2. Profit maximization: In business, the profit earned by selling a certain quantity of products can often be represented by a quadratic function. The quantity sold (x) affects the profit (y), and the relationship can be modeled using the standard form of a quadratic function.

Answer 2

Two possible real life situations are: shooting a cannon and hitting a golf ball. In both cases, variable x-variable will represent time (the time after the cannonball was shot and the time after the golf ball was hit), and the y-variable will represent the height of the cannonball and the golf ball.

In both cases, the point (0,0) is included.

Let's suppose that the maximum height reached by the golf ball is 20 ft and it takes 3 seconds to reach that height. The ball will reach the soil after another 3 seconds, making a total of 3 + 3 = 6 seconds.

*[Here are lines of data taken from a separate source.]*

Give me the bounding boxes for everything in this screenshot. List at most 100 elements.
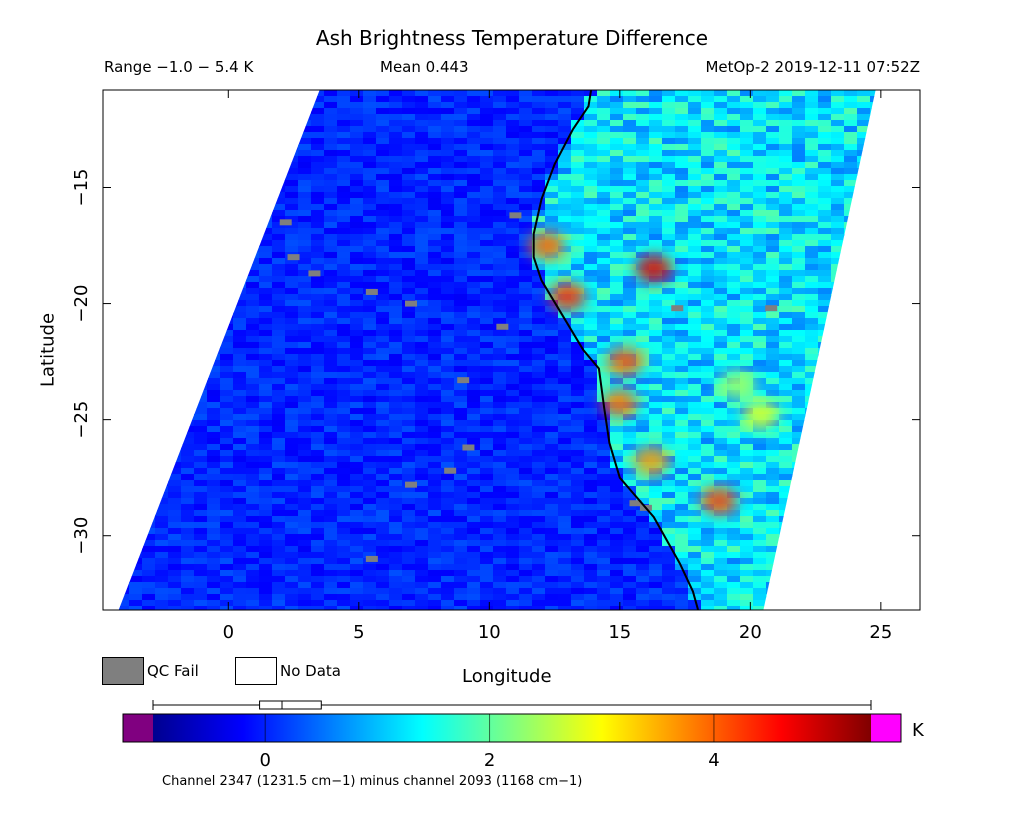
heatmap-cell xyxy=(649,132,663,139)
heatmap-cell xyxy=(558,498,572,505)
heatmap-cell xyxy=(493,222,507,229)
heatmap-cell xyxy=(519,534,533,541)
heatmap-cell xyxy=(792,342,806,349)
heatmap-cell xyxy=(168,480,182,487)
heatmap-cell xyxy=(311,366,325,373)
heatmap-cell xyxy=(545,114,559,121)
heatmap-cell xyxy=(493,516,507,523)
heatmap-cell xyxy=(584,558,598,565)
heatmap-cell xyxy=(118,516,130,523)
heatmap-cell xyxy=(779,312,793,319)
heatmap-cell xyxy=(103,96,117,103)
heatmap-cell xyxy=(896,204,910,211)
heatmap-cell xyxy=(779,486,793,493)
heatmap-cell xyxy=(233,192,247,199)
heatmap-cell xyxy=(519,492,533,499)
heatmap-cell xyxy=(766,342,780,349)
heatmap-cell xyxy=(337,480,351,487)
heatmap-cell xyxy=(428,414,442,421)
heatmap-cell xyxy=(233,402,247,409)
heatmap-cell xyxy=(597,288,611,295)
heatmap-cell xyxy=(506,246,520,253)
heatmap-cell xyxy=(259,432,273,439)
heatmap-cell xyxy=(129,330,143,337)
heatmap-cell xyxy=(285,462,299,469)
heatmap-cell xyxy=(675,282,689,289)
heatmap-cell xyxy=(740,294,754,301)
heatmap-cell xyxy=(220,228,234,235)
heatmap-cell xyxy=(688,312,702,319)
heatmap-cell xyxy=(792,126,806,133)
heatmap-cell xyxy=(480,96,494,103)
heatmap-cell xyxy=(623,186,637,193)
heatmap-cell xyxy=(311,468,325,475)
heatmap-cell xyxy=(207,306,221,313)
heatmap-cell xyxy=(571,228,585,235)
heatmap-cell xyxy=(545,546,559,553)
heatmap-cell xyxy=(688,450,702,457)
heatmap-cell xyxy=(285,306,299,313)
heatmap-cell xyxy=(896,270,910,277)
heatmap-cell xyxy=(272,450,286,457)
heatmap-cell xyxy=(311,510,325,517)
heatmap-cell xyxy=(831,492,845,499)
heatmap-cell xyxy=(441,138,455,145)
heatmap-cell xyxy=(844,168,858,175)
heatmap-cell xyxy=(792,216,806,223)
heatmap-cell xyxy=(506,132,520,139)
heatmap-cell xyxy=(168,120,182,127)
qc-fail-label: QC Fail xyxy=(147,662,199,680)
heatmap-cell xyxy=(792,378,806,385)
heatmap-cell xyxy=(844,414,858,421)
heatmap-cell xyxy=(727,234,741,241)
heatmap-cell xyxy=(298,354,312,361)
heatmap-cell xyxy=(610,498,624,505)
heatmap-cell xyxy=(246,552,260,559)
heatmap-cell xyxy=(844,528,858,535)
heatmap-cell xyxy=(311,246,325,253)
heatmap-cell xyxy=(118,432,130,439)
heatmap-cell xyxy=(298,348,312,355)
heatmap-cell xyxy=(129,186,143,193)
heatmap-cell xyxy=(545,354,559,361)
heatmap-cell xyxy=(402,192,416,199)
heatmap-cell xyxy=(337,204,351,211)
heatmap-cell xyxy=(896,432,910,439)
heatmap-cell xyxy=(480,462,494,469)
heatmap-cell xyxy=(675,234,689,241)
heatmap-cell xyxy=(740,432,754,439)
heatmap-cell xyxy=(519,318,533,325)
heatmap-cell xyxy=(155,174,169,181)
heatmap-cell xyxy=(506,510,520,517)
heatmap-cell xyxy=(350,492,364,499)
heatmap-cell xyxy=(350,144,364,151)
heatmap-cell xyxy=(194,144,208,151)
heatmap-cell xyxy=(506,444,520,451)
heatmap-cell xyxy=(441,312,455,319)
heatmap-cell xyxy=(844,150,858,157)
heatmap-cell xyxy=(415,378,429,385)
heatmap-cell xyxy=(649,366,663,373)
heatmap-cell xyxy=(610,282,624,289)
heatmap-cell xyxy=(194,546,208,553)
heatmap-cell xyxy=(779,90,793,97)
heatmap-cell xyxy=(363,330,377,337)
heatmap-cell xyxy=(714,306,728,313)
heatmap-cell xyxy=(324,492,338,499)
heatmap-cell xyxy=(805,432,819,439)
heatmap-cell xyxy=(246,330,260,337)
heatmap-cell xyxy=(142,366,156,373)
heatmap-cell xyxy=(818,438,832,445)
heatmap-cell xyxy=(246,198,260,205)
heatmap-cell xyxy=(610,90,624,97)
heatmap-cell xyxy=(428,522,442,529)
heatmap-cell xyxy=(545,324,559,331)
heatmap-cell xyxy=(181,540,195,547)
heatmap-cell xyxy=(129,324,143,331)
heatmap-cell xyxy=(118,234,130,241)
heatmap-cell xyxy=(701,192,715,199)
heatmap-cell xyxy=(272,96,286,103)
heatmap-cell xyxy=(597,174,611,181)
heatmap-cell xyxy=(402,312,416,319)
heatmap-cell xyxy=(675,528,689,535)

Therefore, the points (3, 20) and (6, 0) will be on the parabola too.

`\begin{gathered} y=ax^2+bx+c \\ 0=a\cdot0^2+b\cdot0+c \\ 0=c \\ 20=a\cdot3^2+b\cdot3 \\ 20=9a+3b\text{ (eq. 1)} \\ 0=a\cdot6^2+b\cdot6 \\ 0=36a^{}+6b\text{ (eq. 2)} \end{gathered}`

Multiplying equation 1 by 2 and subtracting equation 2 to that result, we get:

2*20 = 2(9a + 3b)

40 = 18a + 6b

40 = 18a + 6b

-

0 = 36a + 6b

------------------------

40 = -18a

40/(-18) = a

-20/9 = a

And the value of b is:

40 = 18(-20/9) + 6b

40 = -40+ 6b

40 + 40 = 6b

80/6 = b

40/3 = b

And the equation is:

`y=-(20)/(9)x^2+(40)/(3)x`

This formula has the form:

`y=-(h)/(t^2)x^2+(2h)/(t)x`

where the point (t, h) is the vertex of the parabola. So, in the case of the cannonball, let's suppose that the maximum height is 40 ft and it takes 5 seconds to reach that height. Then the equation will be:

`\begin{gathered} y=-(40)/(5^2)x^2+(2\cdot40)/(5)x \\ y=-(8)/(5)x^2+16x \end{gathered}`